'No lie is too absurd': The new GOP excuse for punishing Liz Cheney is the most ridiculous yet
This week, Rep. Liz Cheney of Wyoming is likely to be removed from her position as Republican House Conference chair for saying that she accepts Joe Biden as the legitimately elected president of the United States, pushing back against former President Donald Trump's false and totally debunked claim that widespread voter fraud occurred in the 2020 presidential election, and blaming Trump for the January 6 assault on the U.S. Capitol Building. But Republican Rep. Jim Banks of Indiana has come up with another argument for ousting Cheney, saying that she doesn't fit in with the GOP's "working class" values. And this anti-Cheney line of attack is being slammed as ridiculous by Washington Post columnist Greg Sargent as well as economist/New York Times columnist Paul Krugman.
Sargent, in a column published this week, writes that of all the reasons House Republicans have given for wanting to oust Cheney from her leadership role, the "most ludicrous" may very well be that she doesn't fit with the GOP's image as a "working class party."
During a Fox News appearance, Sargent notes, Banks criticized Cheney for rejecting a March 30 memo in which the Indiana congressman declared the GOP to be a "working class party." Banks complained, "Cheney is the only Republican leader who attacked the memo about making the Republican Party the party of the working class."
Sargent notes, "Similarly, Sen. Lindsey O. Graham (R-S.C.) has rebuked Cheney by arguing that the GOP cannot 'grow' without Trump, given the success of his 'economic populism' in expanding the party's appeal to 'working men and women.'"
Krugman, after reading Sargent's column, tweeted:
I've only been skimming the Cheney news; hadn't realized that they're claiming that her problem is not being pro-wo… https://t.co/0hk1hRodnL— Paul Krugman (@Paul Krugman) 1620747813
Krugman clearly shares Sargent's view that the latest anti-Cheney line of attack from pro-Trump Republicans — that she isn't working class enough for a leadership role in the 2021 GOP — is downright laughable.
Sargent, in his column, stresses that what pro-Trump Republicans really think about economics is demonstrated by their actions, not their rhetoric.
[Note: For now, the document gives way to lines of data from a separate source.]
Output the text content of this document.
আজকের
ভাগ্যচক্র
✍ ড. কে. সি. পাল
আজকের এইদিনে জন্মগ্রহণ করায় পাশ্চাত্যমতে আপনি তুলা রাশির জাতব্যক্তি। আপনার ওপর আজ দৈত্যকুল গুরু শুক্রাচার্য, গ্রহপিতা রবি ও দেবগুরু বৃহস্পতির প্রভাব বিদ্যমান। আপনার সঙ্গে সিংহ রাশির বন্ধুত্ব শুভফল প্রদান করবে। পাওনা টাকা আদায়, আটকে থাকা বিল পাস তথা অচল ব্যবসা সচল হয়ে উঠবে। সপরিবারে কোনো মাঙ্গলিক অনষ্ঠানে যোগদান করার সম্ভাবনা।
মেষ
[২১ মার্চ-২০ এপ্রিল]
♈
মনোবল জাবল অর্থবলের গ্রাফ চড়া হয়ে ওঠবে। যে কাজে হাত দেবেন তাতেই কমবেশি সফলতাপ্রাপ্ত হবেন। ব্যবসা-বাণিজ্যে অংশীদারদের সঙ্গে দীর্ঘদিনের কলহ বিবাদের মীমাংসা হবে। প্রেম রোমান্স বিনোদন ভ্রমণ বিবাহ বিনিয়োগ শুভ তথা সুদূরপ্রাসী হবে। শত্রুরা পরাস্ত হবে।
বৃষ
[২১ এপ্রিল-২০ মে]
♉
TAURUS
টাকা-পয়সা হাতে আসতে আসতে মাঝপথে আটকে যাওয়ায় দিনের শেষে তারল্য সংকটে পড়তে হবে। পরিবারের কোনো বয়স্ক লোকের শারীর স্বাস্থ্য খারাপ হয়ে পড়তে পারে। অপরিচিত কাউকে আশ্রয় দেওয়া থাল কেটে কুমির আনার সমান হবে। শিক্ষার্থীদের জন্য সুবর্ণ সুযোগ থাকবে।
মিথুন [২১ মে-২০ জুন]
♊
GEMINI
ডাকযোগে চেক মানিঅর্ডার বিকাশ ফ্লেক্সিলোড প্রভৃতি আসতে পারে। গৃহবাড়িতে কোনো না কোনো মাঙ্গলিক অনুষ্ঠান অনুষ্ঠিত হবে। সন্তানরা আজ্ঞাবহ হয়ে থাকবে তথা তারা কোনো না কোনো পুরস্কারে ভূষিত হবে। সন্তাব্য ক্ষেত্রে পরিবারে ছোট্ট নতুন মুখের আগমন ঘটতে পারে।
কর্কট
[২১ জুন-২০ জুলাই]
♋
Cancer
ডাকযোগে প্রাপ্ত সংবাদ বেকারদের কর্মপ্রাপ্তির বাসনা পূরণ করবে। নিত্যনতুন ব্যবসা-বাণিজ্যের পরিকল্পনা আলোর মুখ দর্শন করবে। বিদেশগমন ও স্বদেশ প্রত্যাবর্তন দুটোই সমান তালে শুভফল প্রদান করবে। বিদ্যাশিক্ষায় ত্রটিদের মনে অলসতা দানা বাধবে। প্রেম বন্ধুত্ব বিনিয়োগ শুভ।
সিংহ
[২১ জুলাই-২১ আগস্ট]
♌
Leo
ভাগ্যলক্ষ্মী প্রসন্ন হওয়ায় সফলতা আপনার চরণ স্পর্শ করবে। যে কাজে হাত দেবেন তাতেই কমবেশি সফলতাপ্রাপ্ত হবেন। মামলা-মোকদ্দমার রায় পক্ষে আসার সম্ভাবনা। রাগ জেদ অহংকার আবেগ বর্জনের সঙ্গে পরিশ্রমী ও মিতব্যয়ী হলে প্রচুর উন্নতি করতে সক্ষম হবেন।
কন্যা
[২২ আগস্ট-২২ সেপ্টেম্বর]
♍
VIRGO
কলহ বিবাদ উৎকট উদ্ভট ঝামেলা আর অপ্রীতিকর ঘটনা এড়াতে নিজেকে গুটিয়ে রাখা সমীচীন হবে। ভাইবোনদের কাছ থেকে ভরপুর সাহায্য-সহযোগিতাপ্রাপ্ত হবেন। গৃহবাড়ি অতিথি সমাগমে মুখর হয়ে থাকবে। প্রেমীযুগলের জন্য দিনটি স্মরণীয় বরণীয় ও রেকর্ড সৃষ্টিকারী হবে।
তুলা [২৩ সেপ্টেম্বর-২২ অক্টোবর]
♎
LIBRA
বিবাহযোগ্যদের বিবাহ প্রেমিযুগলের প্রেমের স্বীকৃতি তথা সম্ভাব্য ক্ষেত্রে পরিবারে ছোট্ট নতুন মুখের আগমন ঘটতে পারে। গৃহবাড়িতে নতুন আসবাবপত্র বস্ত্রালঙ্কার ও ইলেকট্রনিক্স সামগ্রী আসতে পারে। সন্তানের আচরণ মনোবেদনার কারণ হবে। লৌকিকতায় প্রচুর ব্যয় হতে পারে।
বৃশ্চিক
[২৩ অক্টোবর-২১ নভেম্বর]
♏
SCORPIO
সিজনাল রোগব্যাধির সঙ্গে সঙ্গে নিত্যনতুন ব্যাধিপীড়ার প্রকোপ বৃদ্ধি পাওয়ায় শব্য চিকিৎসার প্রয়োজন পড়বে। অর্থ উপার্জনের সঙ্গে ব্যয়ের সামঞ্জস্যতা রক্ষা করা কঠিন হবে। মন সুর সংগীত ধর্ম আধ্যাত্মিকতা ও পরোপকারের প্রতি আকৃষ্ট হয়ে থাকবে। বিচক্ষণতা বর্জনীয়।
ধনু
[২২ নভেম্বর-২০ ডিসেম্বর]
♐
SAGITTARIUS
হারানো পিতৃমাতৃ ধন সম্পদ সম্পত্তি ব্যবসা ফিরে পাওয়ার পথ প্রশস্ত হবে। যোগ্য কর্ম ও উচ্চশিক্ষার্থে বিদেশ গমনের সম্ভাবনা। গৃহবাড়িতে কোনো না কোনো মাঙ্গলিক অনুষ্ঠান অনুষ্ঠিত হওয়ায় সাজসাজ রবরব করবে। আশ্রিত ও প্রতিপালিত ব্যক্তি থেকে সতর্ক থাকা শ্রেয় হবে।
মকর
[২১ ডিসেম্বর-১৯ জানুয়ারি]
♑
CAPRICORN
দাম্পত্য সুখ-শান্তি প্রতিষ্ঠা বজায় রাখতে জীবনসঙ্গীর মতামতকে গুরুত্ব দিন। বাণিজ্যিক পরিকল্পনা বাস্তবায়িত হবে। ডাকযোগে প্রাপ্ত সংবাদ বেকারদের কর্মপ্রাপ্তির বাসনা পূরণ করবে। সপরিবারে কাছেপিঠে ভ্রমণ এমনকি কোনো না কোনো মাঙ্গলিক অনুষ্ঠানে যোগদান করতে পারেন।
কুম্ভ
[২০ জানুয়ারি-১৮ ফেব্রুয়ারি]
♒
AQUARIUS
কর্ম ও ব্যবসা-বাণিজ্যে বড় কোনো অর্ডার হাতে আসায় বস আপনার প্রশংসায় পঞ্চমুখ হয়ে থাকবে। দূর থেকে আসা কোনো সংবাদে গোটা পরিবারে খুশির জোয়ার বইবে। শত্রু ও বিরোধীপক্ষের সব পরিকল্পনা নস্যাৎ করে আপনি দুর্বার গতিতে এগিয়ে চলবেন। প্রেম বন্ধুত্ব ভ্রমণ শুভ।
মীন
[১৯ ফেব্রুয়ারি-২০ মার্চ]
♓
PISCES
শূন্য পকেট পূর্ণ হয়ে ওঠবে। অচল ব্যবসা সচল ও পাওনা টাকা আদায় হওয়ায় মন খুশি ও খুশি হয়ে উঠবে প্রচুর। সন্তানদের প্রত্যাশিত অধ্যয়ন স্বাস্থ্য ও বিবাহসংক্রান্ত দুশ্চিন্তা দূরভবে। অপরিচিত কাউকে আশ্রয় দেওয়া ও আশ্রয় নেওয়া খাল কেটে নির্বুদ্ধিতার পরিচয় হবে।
And Sargent points out that Trump supporters show their true colors by opposing programs that actually help working class Americans.
"Of all the reasons that Republicans have offered for punishing Rep. Liz Cheney of Wyoming," Sargent explains, "perhaps the most ludicrous is that she doesn't support the GOP's supposed transition to a 'working-class party.' Fortunately, new developments have come along to demolish this spin, just in time for the vote to remove Cheney from House GOP leadership, which Republicans have now scheduled for Wednesday. In an amusing confluence of events, the vote — and the spin that Cheney threatens the GOP's 'working-class' future — is coming just as Republicans are revealing their true economic colors, by bashing Democrats for favoring overly generous unemployment benefits."
According to Sargent, "The idea that Republicans must purge Cheney to continue the Trump-driven transformation into a 'working-class party' is a monumental scam. And the debate over unemployment benefits confirms the point. Republicans are widely echoing the talking point that the disappointing April jobs numbers are the result of supplemental unemployment benefits in President Biden's American Rescue Plan, which every Republican opposed."
The Post columnist goes on to say that Republicans' real reason for "punishing" Cheney has nothing to do with working class values; according to Sargent, Cheney's real sin, in the eyes of pro-Trump Republicans, is her refusal to go along with Trump's false claims about the 2020 election.
"You don't have to be a Cheney sympathizer to grasp the sheer repulsiveness of the scam that she must be purged because her criticism of Trump will imperil the GOP's hold on working-class voters he inspired," Sargent writes. "Cheney's real transgression is to demand that Republicans unambiguously repudiate Trump's 'big lie' that the 2020 election was illegitimate, and to commit to honoring democratic outcomes going forward."